Monsanto ghostwrote Roundup studies, plaintiffs in U.S. suit say

(Dave Bedard photo)

Reuters — Employees of Monsanto ghostwrote scientific reports that U.S. regulators relied on to determine that a chemical in its Roundup herbicide does not cause cancer, farmers and others suing the company claimed in court filings.

The documents, made public Tuesday, are part of a mass litigation in federal court in San Francisco claiming Monsanto failed to warn that exposure to Roundup could cause non-Hodgkin’s lymphoma, a type of cancer.

The company has denied that the product causes cancer.

Plaintiffs claim that Monsanto’s toxicology manager ghostwrote parts of a scientific report in 2013 that was published under the names of several academic scientists, and his boss ghostwrote parts of another in 2000.

Both reports were used by the U.S. Environmental Protection Agency (EPA) to determine that glyphosate, the active chemical in Roundup, was safe, they said.

They cited an email from a Monsanto executive proposing to ghostwrite parts of the 2013 report, saying, “we would be keeping the cost down by us doing the writing” while researchers “would just edit + sign their names so to speak.”

In an email, a Monsanto spokeswoman denied that Monsanto scientists ghostwrote the 2000 report but did not directly address the 2013 report. She said the ghostwriting allegations were based on “cherry-picking” one email out of 10 million pages of documents.

“Monsanto scientists did not ghostwrite the paper,” the company said on a corporate blog Tuesday, stating the paper and its conclusions were the work of its listed authors, and the paper “also underwent the journal’s rigorous peer review process before it was published.”

Another filing focused on Jess Rowland, a former EPA deputy director who chaired a committee on cancer risk and who plaintiffs say worked with Monsanto to suppress studies of glyphosate.
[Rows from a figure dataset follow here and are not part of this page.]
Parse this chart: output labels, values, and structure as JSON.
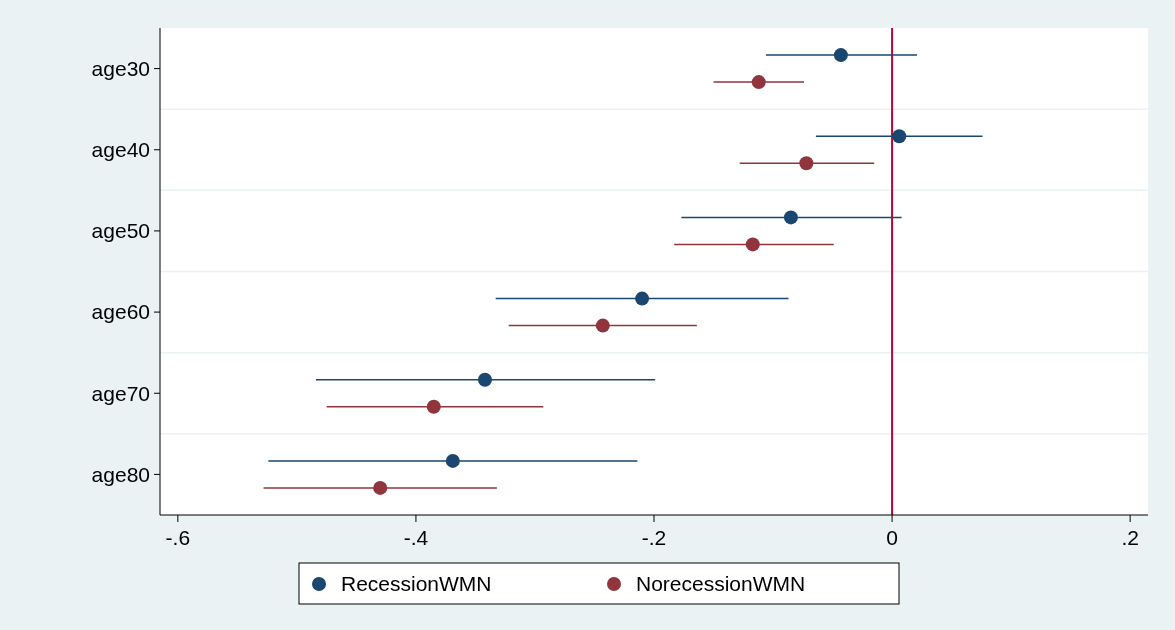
{
  "chart_data": {
    "type": "scatter",
    "orientation": "horizontal",
    "categories": [
      "age30",
      "age40",
      "age50",
      "age60",
      "age70",
      "age80"
    ],
    "series": [
      {
        "name": "RecessionWMN",
        "color": "#1a476f",
        "values": [
          -0.043,
          0.006,
          -0.085,
          -0.21,
          -0.342,
          -0.369
        ],
        "errors": [
          [
            -0.106,
            0.021
          ],
          [
            -0.064,
            0.076
          ],
          [
            -0.177,
            0.008
          ],
          [
            -0.333,
            -0.087
          ],
          [
            -0.484,
            -0.199
          ],
          [
            -0.524,
            -0.214
          ]
        ]
      },
      {
        "name": "NorecessionWMN",
        "color": "#90353b",
        "values": [
          -0.112,
          -0.072,
          -0.117,
          -0.243,
          -0.385,
          -0.43
        ],
        "errors": [
          [
            -0.15,
            -0.074
          ],
          [
            -0.128,
            -0.015
          ],
          [
            -0.183,
            -0.049
          ],
          [
            -0.322,
            -0.164
          ],
          [
            -0.475,
            -0.293
          ],
          [
            -0.528,
            -0.332
          ]
        ]
      }
    ],
    "xlim": [
      -0.615,
      0.215
    ],
    "xticks": [
      {
        "value": -0.6,
        "label": "-.6"
      },
      {
        "value": -0.4,
        "label": "-.4"
      },
      {
        "value": -0.2,
        "label": "-.2"
      },
      0,
      {
        "value": 0.2,
        "label": ".2"
      }
    ],
    "ref_lines": [
      {
        "axis": "x",
        "value": 0,
        "color": "#c10534"
      }
    ],
    "grid": "y",
    "legend": "bottom",
    "marker": "circle"
  }
}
The filing includes an email from a Monsanto employee recounting how Rowland told him he “should get a medal” if he could “kill” a study of glyphosate at the Department of Health and Human Services, a separate federal agency.
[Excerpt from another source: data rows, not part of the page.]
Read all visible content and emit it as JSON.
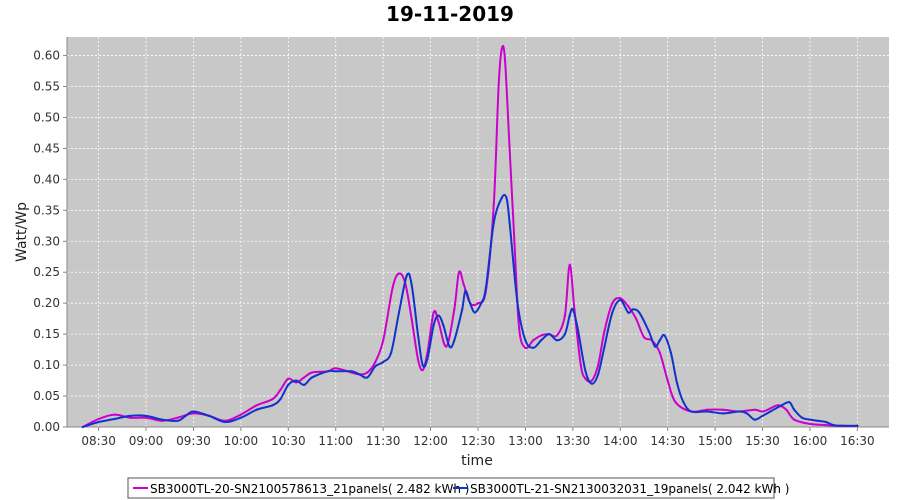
{
  "chart_data": {
    "type": "line",
    "title": "19-11-2019",
    "xlabel": "time",
    "ylabel": "Watt/Wp",
    "xlim": [
      "08:10",
      "16:50"
    ],
    "ylim": [
      0,
      0.63
    ],
    "grid": true,
    "legend_position": "bottom",
    "x_ticks": [
      "08:30",
      "09:00",
      "09:30",
      "10:00",
      "10:30",
      "11:00",
      "11:30",
      "12:00",
      "12:30",
      "13:00",
      "13:30",
      "14:00",
      "14:30",
      "15:00",
      "15:30",
      "16:00",
      "16:30"
    ],
    "y_ticks": [
      "0.00",
      "0.05",
      "0.10",
      "0.15",
      "0.20",
      "0.25",
      "0.30",
      "0.35",
      "0.40",
      "0.45",
      "0.50",
      "0.55",
      "0.60"
    ],
    "series": [
      {
        "name": "SB3000TL-20-SN2100578613_21panels( 2.482 kWh )",
        "color": "#cc00cc",
        "points": [
          [
            "08:20",
            0.0
          ],
          [
            "08:30",
            0.013
          ],
          [
            "08:40",
            0.02
          ],
          [
            "08:50",
            0.015
          ],
          [
            "09:00",
            0.015
          ],
          [
            "09:10",
            0.01
          ],
          [
            "09:20",
            0.015
          ],
          [
            "09:30",
            0.022
          ],
          [
            "09:40",
            0.018
          ],
          [
            "09:50",
            0.01
          ],
          [
            "10:00",
            0.02
          ],
          [
            "10:10",
            0.035
          ],
          [
            "10:20",
            0.045
          ],
          [
            "10:25",
            0.06
          ],
          [
            "10:30",
            0.078
          ],
          [
            "10:35",
            0.072
          ],
          [
            "10:40",
            0.08
          ],
          [
            "10:45",
            0.088
          ],
          [
            "10:55",
            0.09
          ],
          [
            "11:00",
            0.095
          ],
          [
            "11:10",
            0.088
          ],
          [
            "11:15",
            0.085
          ],
          [
            "11:20",
            0.088
          ],
          [
            "11:25",
            0.105
          ],
          [
            "11:30",
            0.14
          ],
          [
            "11:36",
            0.225
          ],
          [
            "11:40",
            0.248
          ],
          [
            "11:44",
            0.232
          ],
          [
            "11:48",
            0.175
          ],
          [
            "11:52",
            0.11
          ],
          [
            "11:55",
            0.092
          ],
          [
            "11:58",
            0.12
          ],
          [
            "12:02",
            0.185
          ],
          [
            "12:05",
            0.17
          ],
          [
            "12:10",
            0.13
          ],
          [
            "12:15",
            0.19
          ],
          [
            "12:18",
            0.25
          ],
          [
            "12:21",
            0.23
          ],
          [
            "12:25",
            0.2
          ],
          [
            "12:30",
            0.2
          ],
          [
            "12:35",
            0.22
          ],
          [
            "12:40",
            0.36
          ],
          [
            "12:43",
            0.55
          ],
          [
            "12:45",
            0.61
          ],
          [
            "12:47",
            0.595
          ],
          [
            "12:50",
            0.45
          ],
          [
            "12:53",
            0.3
          ],
          [
            "12:56",
            0.16
          ],
          [
            "13:00",
            0.128
          ],
          [
            "13:05",
            0.14
          ],
          [
            "13:10",
            0.148
          ],
          [
            "13:15",
            0.15
          ],
          [
            "13:20",
            0.148
          ],
          [
            "13:25",
            0.18
          ],
          [
            "13:28",
            0.262
          ],
          [
            "13:31",
            0.19
          ],
          [
            "13:35",
            0.1
          ],
          [
            "13:38",
            0.078
          ],
          [
            "13:42",
            0.075
          ],
          [
            "13:46",
            0.1
          ],
          [
            "13:50",
            0.155
          ],
          [
            "13:55",
            0.2
          ],
          [
            "14:00",
            0.208
          ],
          [
            "14:05",
            0.195
          ],
          [
            "14:10",
            0.175
          ],
          [
            "14:15",
            0.145
          ],
          [
            "14:20",
            0.14
          ],
          [
            "14:25",
            0.12
          ],
          [
            "14:30",
            0.075
          ],
          [
            "14:35",
            0.04
          ],
          [
            "14:45",
            0.025
          ],
          [
            "14:55",
            0.028
          ],
          [
            "15:05",
            0.028
          ],
          [
            "15:15",
            0.025
          ],
          [
            "15:25",
            0.028
          ],
          [
            "15:30",
            0.025
          ],
          [
            "15:35",
            0.03
          ],
          [
            "15:40",
            0.035
          ],
          [
            "15:45",
            0.028
          ],
          [
            "15:50",
            0.012
          ],
          [
            "16:00",
            0.005
          ],
          [
            "16:10",
            0.003
          ],
          [
            "16:20",
            0.002
          ],
          [
            "16:30",
            0.002
          ]
        ]
      },
      {
        "name": "SB3000TL-21-SN2130032031_19panels( 2.042 kWh )",
        "color": "#1133cc",
        "points": [
          [
            "08:20",
            0.0
          ],
          [
            "08:30",
            0.008
          ],
          [
            "08:40",
            0.013
          ],
          [
            "08:50",
            0.018
          ],
          [
            "09:00",
            0.018
          ],
          [
            "09:10",
            0.012
          ],
          [
            "09:20",
            0.01
          ],
          [
            "09:25",
            0.018
          ],
          [
            "09:30",
            0.025
          ],
          [
            "09:40",
            0.018
          ],
          [
            "09:50",
            0.008
          ],
          [
            "10:00",
            0.015
          ],
          [
            "10:10",
            0.028
          ],
          [
            "10:20",
            0.035
          ],
          [
            "10:25",
            0.045
          ],
          [
            "10:30",
            0.068
          ],
          [
            "10:35",
            0.075
          ],
          [
            "10:40",
            0.068
          ],
          [
            "10:45",
            0.08
          ],
          [
            "10:55",
            0.09
          ],
          [
            "11:00",
            0.09
          ],
          [
            "11:10",
            0.09
          ],
          [
            "11:15",
            0.085
          ],
          [
            "11:20",
            0.08
          ],
          [
            "11:25",
            0.098
          ],
          [
            "11:30",
            0.105
          ],
          [
            "11:35",
            0.12
          ],
          [
            "11:40",
            0.185
          ],
          [
            "11:45",
            0.245
          ],
          [
            "11:48",
            0.23
          ],
          [
            "11:52",
            0.15
          ],
          [
            "11:55",
            0.1
          ],
          [
            "11:58",
            0.11
          ],
          [
            "12:02",
            0.165
          ],
          [
            "12:05",
            0.18
          ],
          [
            "12:08",
            0.165
          ],
          [
            "12:12",
            0.13
          ],
          [
            "12:15",
            0.14
          ],
          [
            "12:20",
            0.19
          ],
          [
            "12:22",
            0.22
          ],
          [
            "12:25",
            0.2
          ],
          [
            "12:28",
            0.185
          ],
          [
            "12:32",
            0.2
          ],
          [
            "12:35",
            0.225
          ],
          [
            "12:40",
            0.33
          ],
          [
            "12:45",
            0.37
          ],
          [
            "12:48",
            0.37
          ],
          [
            "12:50",
            0.33
          ],
          [
            "12:55",
            0.2
          ],
          [
            "13:00",
            0.14
          ],
          [
            "13:05",
            0.128
          ],
          [
            "13:10",
            0.14
          ],
          [
            "13:15",
            0.15
          ],
          [
            "13:20",
            0.14
          ],
          [
            "13:25",
            0.15
          ],
          [
            "13:28",
            0.18
          ],
          [
            "13:30",
            0.19
          ],
          [
            "13:33",
            0.16
          ],
          [
            "13:38",
            0.09
          ],
          [
            "13:42",
            0.07
          ],
          [
            "13:46",
            0.085
          ],
          [
            "13:50",
            0.13
          ],
          [
            "13:55",
            0.185
          ],
          [
            "14:00",
            0.205
          ],
          [
            "14:05",
            0.185
          ],
          [
            "14:08",
            0.19
          ],
          [
            "14:12",
            0.185
          ],
          [
            "14:18",
            0.155
          ],
          [
            "14:22",
            0.13
          ],
          [
            "14:25",
            0.14
          ],
          [
            "14:28",
            0.148
          ],
          [
            "14:32",
            0.12
          ],
          [
            "14:36",
            0.07
          ],
          [
            "14:40",
            0.04
          ],
          [
            "14:45",
            0.025
          ],
          [
            "14:55",
            0.025
          ],
          [
            "15:05",
            0.022
          ],
          [
            "15:15",
            0.025
          ],
          [
            "15:20",
            0.022
          ],
          [
            "15:25",
            0.012
          ],
          [
            "15:30",
            0.018
          ],
          [
            "15:35",
            0.025
          ],
          [
            "15:42",
            0.035
          ],
          [
            "15:47",
            0.04
          ],
          [
            "15:50",
            0.028
          ],
          [
            "15:55",
            0.015
          ],
          [
            "16:00",
            0.012
          ],
          [
            "16:05",
            0.01
          ],
          [
            "16:10",
            0.008
          ],
          [
            "16:15",
            0.003
          ],
          [
            "16:20",
            0.002
          ],
          [
            "16:30",
            0.002
          ]
        ]
      }
    ]
  }
}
Rowland, who is retired, is not a defendant in the litigation. He could not immediately be located for comment. The EPA had no immediate comment.

The federal mass litigation includes about 60 lawsuits, according to Aimee Wagstaff, an attorney for the plaintiffs. Several hundred more lawsuits are pending in state courts, she said.

A California state court judge on Friday in a separate lawsuit ruled that California could classify glyphosate as a cancer risk.

Reporting for Reuters by Brendan Pierson in New York. Includes files from Network staff.